ICANN will investigate Network Solutions’ domain registering policy in the wake of reports that the company was automatically registering domains based on user searches.
ICANN’s decision to investigate comes just as Network Solutions reportedly is changing the policy.
In a brief note to eWEEK, ICANN (Internet Corporation for Assigned Names and Numbers), the international body in charge of TLDs (top-level domain name registrants) and Internet addressing, stated that it will be looking into Network Solutions’ new policy of registering any domain name that is searched for on its site.
However, Network Solutions told ICANN about this policy change before it implemented them.
“Network Solutions informed us when they launched this process,” said Jason Keenan, ICANN’s media adviser. It was only after Network Solutions quietly implemented this policy and users noticed the change and protested about it online that ICANN took note of it. Now, “ICANN has begun looking into the matter to see if it is in compliance with the Registrar Accreditation Agreement,” said Keenan.
Others, however, have no doubt about whether what Network Solutions is doing is right. A representative of major domain registry company GoDaddy said, “We think the situation speaks for itself. It’s not good for the industry and, more importantly, it’s not good for the customer.”
It’s not just Network Solutions’ rivals that see it this way. In his blog, Sun Microsystems Chief Open Source Officer Simon Phipps wrote that he “lost all respect for Network Solutions a long time ago, but this behaviour … shows they deserve no trust from anyone. Certainly not a company I ever want to do business with again.”
Network Solutions has also recently updated its FAQ (frequently asked questions) page to address its new policy. In it, Network Solutions states, “When a domain name is initially searched, Network Solutions may reserve that domain for up to four days from the date the name was searched. This allows our customers to come back within a few days to register.” It also states that Network Solutions is only reserving .com sites.
The company also claims that it’s not making money from this behavior and assures users that they can always register the site at another domain registrant, after its four-day hold expires.

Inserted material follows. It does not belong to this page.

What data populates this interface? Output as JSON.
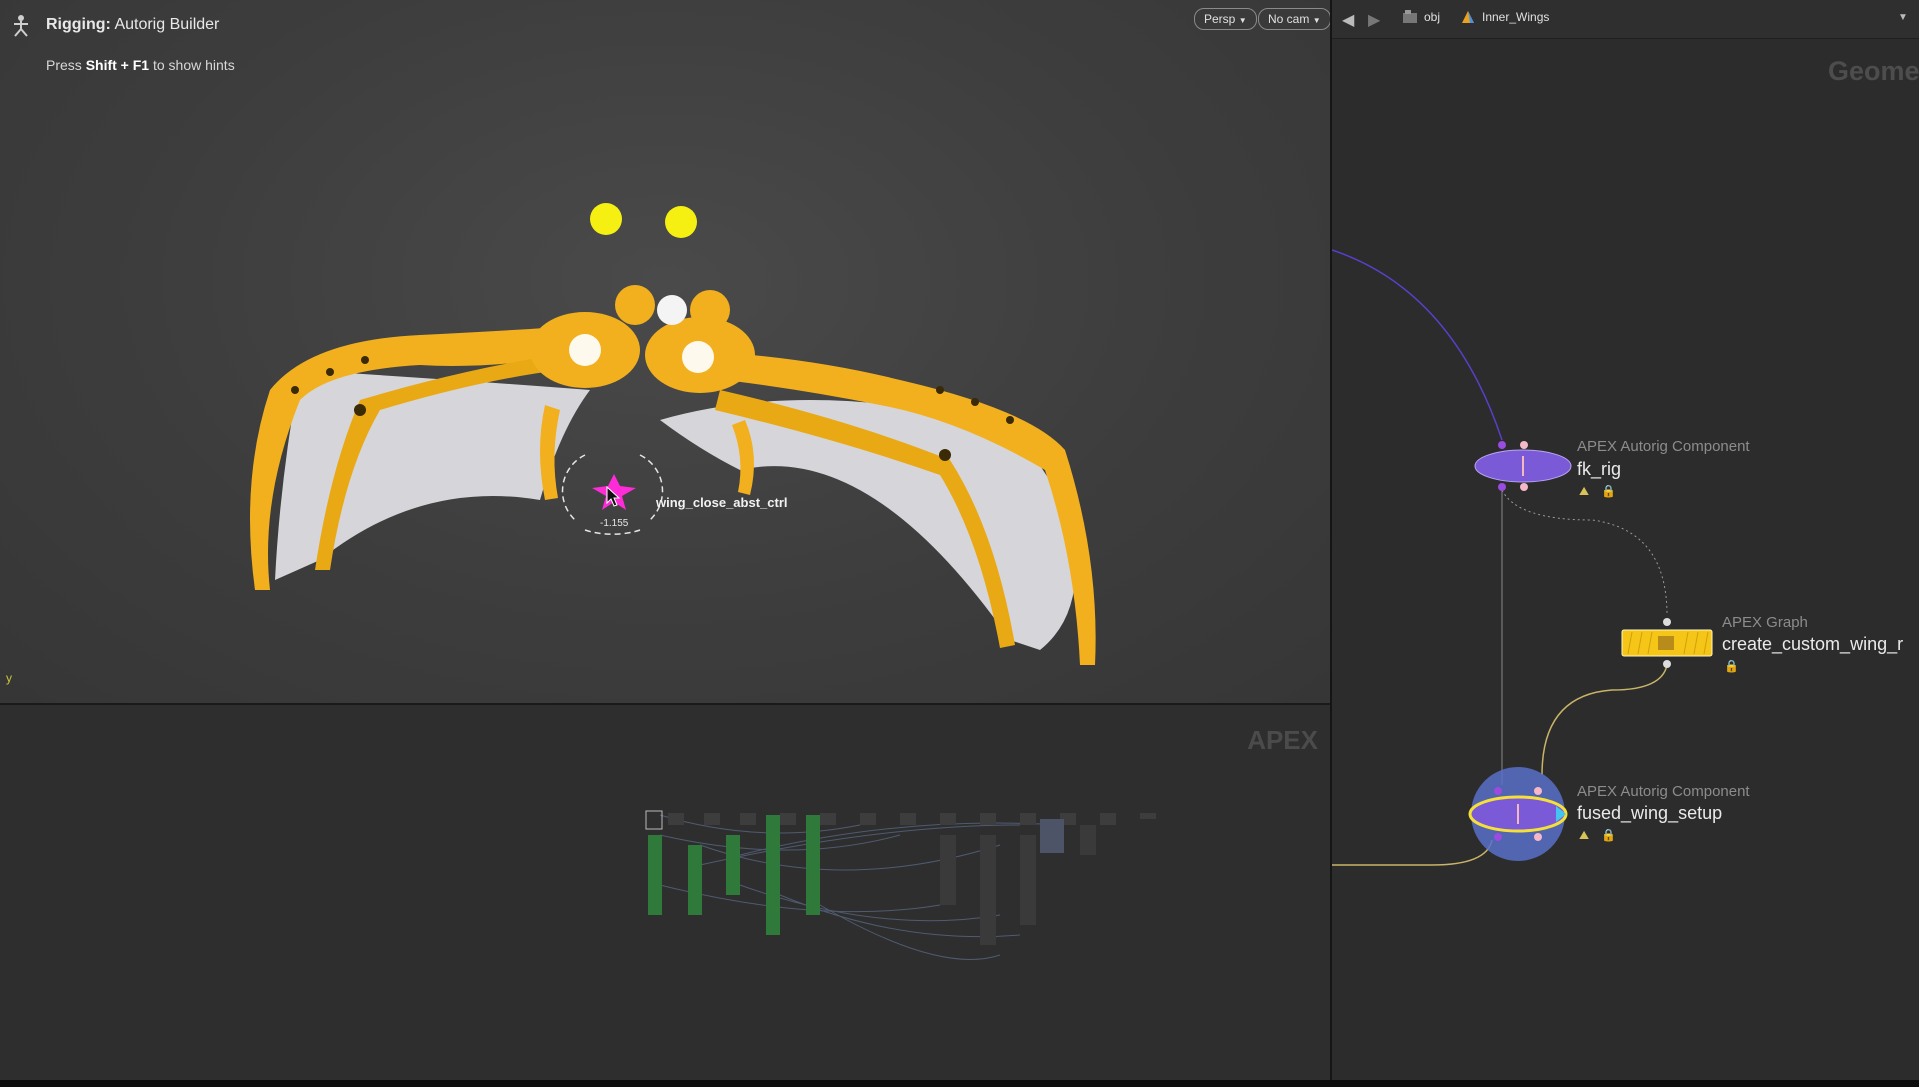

Network Solutions officials have not replied to numerous requests for a comment. However, in a letter to DomainNameNews, Susan Wade, senior public relations representative for Network Solutions, wrote that the company will make some changes to the policy, though in some instances it will still automatically register domain names.
“We will remove our customer protection measure from our WHOIS search page, so that no domains searched on this page will be reserved,” Wade said. “We will continue to reserve, however, domains searched from our homepage.”